At the hearing, Shimkus asked Moniz for cooperation by the Department of Energy, which still oversees the Yucca site that has been fenced off to visitors and shut down.

“I hope you will give us all opportunity and make it easy for us to get there and get the door open,” Shimkus said.

In 2011 the congressional delegation spent less than an hour at the site, which cost $15,000 to open and prepare for the entourage that also included a dozen staff members and Department of Energy officials. A government contractor checked the site for radon and to ensure the exploratory tunnel into the mountainside was safe even for a short walk.

The lawmakers, who wore hard hats and protective boots, ventured about 30 yards into the tunnel, once the defining feature of the multibillion-dollar program to develop permanent storage for 77,000 tons of highly radioactive waste.

At the time, Sen. Harry Reid and other Nevada lawmakers who oppose Yucca Mountain called the trip a big waste of taxpayer money. That sentiment remains.

“If Mr. Shimkus wants to come spend money in Nevada, then by all means,” Reid spokeswoman Kristen Orthman said. “But what he will find at Yucca Mountain is a boarded-up, closed facility. Yucca Mountain is dead and no amount of visits by Mr. Shimkus and the pro-Yucca fanatics will change that.”

President Barack Obama terminated the program shortly after taking office, and the Department of Energy now focuses on finding interim sites that can hold nuclear waste while it searches for a new repository.

It needs legislation by Congress to shift entirely away from Yucca Mountain.

At the budget hearing Wednesday, Shimkus berated Moniz on the department’s move away from Yucca Mountain, as he does at every opportunity.
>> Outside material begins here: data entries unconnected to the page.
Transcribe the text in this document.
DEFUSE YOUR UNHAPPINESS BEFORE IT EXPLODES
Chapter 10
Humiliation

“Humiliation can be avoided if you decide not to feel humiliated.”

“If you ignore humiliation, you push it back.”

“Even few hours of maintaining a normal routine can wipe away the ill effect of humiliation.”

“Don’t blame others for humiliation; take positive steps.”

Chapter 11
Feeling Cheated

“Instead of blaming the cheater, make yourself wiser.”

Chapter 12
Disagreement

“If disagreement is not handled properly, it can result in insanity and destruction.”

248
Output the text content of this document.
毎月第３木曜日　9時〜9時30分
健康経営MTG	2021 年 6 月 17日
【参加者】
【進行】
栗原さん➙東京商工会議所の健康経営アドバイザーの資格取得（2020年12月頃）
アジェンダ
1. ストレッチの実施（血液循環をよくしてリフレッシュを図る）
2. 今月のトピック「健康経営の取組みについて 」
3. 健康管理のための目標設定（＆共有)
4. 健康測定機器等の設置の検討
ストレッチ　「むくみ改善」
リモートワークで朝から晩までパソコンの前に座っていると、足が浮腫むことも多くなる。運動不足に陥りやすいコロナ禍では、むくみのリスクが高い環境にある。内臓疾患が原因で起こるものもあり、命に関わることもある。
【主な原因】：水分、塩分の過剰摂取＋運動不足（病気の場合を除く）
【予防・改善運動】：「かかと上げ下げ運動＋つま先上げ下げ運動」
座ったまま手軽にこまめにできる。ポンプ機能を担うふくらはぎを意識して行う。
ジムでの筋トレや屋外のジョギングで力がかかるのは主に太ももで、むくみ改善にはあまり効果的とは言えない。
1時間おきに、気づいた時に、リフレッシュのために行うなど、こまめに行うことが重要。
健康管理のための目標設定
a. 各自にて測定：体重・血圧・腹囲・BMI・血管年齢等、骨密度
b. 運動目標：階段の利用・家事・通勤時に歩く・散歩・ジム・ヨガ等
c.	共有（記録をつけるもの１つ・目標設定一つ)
He said nearly $9 billion the DOE has budgeted for nuclear waste work would be better spent trying to soften Nevada’s long official opposition to the project.

“The administration needs to appreciate there is change occurring in the state of Nevada,” Shimkus said. He pointed to freshman Republican Rep. Cresent Hardy, who said after his election he would support Yucca Mountain “if everything was safe.”

Several weeks later, Hardy told an audience in Pahrump he was “not for or against Yucca Mountain” but “I think we need to be in the game.”

Shimkus said recently released Nuclear Regulatory Commission safety reports showed Yucca Mountain could be safe for nuclear waste. Moniz responded the NRC also reported the project lacked land and water permits necessary to be licensed.